Mountain in Innlandet, Norway

Veobreahesten is the 61st highest mountain in Norway. It is located in Lom Municipality in Innlandet county. The 2185 m tall mountain is in the Jotunheimen mountains within Jotunheimen National Park. The mountain sits about 27 km south of the village of Fossbergom and about 45 km southwest of the village of Vågåmo. The mountain is surrounded by several other notable mountains including Spiterhøe and Skauthøe to the northwest; Steinbukampen and Veopallan to the northeast; Veotinden, Veobreatinden, Austre Memurutinden to the southeast; Store Memurutinden to the south; and Leirhøi to the southwest.

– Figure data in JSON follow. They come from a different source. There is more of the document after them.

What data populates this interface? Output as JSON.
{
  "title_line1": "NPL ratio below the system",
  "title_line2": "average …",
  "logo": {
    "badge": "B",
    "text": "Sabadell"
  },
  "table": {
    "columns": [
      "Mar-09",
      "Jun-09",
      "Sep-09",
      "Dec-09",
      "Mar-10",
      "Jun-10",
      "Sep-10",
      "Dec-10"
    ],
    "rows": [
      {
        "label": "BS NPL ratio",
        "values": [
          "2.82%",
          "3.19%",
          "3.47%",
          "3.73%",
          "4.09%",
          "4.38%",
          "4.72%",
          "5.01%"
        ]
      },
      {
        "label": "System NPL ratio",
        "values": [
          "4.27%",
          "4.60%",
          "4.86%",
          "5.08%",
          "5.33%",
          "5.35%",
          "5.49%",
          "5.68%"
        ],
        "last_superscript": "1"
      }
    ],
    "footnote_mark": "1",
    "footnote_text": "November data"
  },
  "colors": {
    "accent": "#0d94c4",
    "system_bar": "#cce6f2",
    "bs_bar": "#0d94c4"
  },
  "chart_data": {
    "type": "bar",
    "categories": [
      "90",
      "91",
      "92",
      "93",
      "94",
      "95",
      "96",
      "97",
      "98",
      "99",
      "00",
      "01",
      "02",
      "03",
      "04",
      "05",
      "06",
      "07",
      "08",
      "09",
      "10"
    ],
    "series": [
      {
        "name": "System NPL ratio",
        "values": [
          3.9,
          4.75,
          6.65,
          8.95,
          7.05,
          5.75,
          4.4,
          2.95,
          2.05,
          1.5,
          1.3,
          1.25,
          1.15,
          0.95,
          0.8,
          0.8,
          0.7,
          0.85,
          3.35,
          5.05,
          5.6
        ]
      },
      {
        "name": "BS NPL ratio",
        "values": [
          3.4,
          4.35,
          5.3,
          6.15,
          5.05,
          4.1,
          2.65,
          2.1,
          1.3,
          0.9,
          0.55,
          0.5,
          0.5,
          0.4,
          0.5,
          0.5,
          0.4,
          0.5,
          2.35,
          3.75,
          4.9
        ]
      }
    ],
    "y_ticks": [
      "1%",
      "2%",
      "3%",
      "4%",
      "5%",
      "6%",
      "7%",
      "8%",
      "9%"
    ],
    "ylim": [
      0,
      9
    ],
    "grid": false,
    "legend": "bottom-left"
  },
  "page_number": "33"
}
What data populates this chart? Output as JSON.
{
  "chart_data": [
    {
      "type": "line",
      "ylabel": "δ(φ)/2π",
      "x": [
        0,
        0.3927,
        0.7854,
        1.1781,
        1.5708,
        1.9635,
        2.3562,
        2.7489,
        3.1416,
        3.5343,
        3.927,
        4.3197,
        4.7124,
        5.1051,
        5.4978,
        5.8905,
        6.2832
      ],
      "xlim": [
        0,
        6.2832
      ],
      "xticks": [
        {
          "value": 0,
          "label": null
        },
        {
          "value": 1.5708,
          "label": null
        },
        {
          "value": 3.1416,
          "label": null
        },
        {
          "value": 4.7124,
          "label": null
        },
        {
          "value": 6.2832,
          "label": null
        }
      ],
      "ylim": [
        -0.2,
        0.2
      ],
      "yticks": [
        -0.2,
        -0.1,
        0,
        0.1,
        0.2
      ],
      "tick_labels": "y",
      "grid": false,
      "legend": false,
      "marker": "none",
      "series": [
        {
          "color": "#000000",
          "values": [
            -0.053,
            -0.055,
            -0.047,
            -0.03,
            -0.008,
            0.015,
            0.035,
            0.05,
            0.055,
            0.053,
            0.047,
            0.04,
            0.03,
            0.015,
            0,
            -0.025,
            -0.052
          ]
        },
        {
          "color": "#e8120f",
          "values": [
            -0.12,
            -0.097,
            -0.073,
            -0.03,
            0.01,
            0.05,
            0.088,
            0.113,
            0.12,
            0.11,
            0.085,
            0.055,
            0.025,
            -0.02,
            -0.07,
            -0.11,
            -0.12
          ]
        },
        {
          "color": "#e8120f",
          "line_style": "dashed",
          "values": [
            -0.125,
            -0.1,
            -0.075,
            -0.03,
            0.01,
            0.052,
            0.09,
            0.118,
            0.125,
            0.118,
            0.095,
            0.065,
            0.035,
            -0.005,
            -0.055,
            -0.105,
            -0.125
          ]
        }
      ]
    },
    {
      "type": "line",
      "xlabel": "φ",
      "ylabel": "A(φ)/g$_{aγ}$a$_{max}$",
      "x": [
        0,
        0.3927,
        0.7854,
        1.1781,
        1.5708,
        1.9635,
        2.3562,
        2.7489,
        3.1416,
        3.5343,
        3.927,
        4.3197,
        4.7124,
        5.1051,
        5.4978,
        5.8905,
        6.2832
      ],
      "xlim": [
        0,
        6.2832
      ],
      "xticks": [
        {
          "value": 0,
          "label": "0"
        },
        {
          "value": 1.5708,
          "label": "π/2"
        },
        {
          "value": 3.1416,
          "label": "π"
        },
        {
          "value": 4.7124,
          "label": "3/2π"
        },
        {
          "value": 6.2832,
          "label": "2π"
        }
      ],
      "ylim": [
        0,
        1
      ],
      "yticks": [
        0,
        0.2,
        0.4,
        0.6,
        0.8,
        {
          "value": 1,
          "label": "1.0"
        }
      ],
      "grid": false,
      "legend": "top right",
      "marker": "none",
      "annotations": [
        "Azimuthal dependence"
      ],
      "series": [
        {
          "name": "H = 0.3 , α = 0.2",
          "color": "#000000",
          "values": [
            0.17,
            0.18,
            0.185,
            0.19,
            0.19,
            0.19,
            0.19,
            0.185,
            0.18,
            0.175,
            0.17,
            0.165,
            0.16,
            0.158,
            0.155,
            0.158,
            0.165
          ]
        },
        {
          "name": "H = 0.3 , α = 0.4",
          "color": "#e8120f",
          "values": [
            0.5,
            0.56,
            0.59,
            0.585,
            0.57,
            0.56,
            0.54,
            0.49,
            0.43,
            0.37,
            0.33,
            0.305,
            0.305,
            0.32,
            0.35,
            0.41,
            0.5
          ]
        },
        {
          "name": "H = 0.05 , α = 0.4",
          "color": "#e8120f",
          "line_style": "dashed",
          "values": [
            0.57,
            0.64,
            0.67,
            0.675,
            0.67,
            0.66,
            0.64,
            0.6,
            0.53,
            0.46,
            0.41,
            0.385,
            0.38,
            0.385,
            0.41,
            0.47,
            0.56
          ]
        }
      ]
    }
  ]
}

The mountain was first climbed to the peak in 1949, making it the last of the Norwegian peaks higher than 2000 m to be climbed. The mountain is a nunatak standing in the middle of the glacier under the neighboring mountain Leirhøi. Its late ascent is due to this remote location, and the rather challenging approach.

==Name==
The first element is the name of the glacier Veobreen. The last element is the finite form of hest which means 'horse' (several mountains in Norway are named after animals). The name of the glacier is a compound of the river name Veo and the finite form of bre which means 'glacier'. The river name (Viða) is derived from the word viðr which means 'wood' or 'forest'.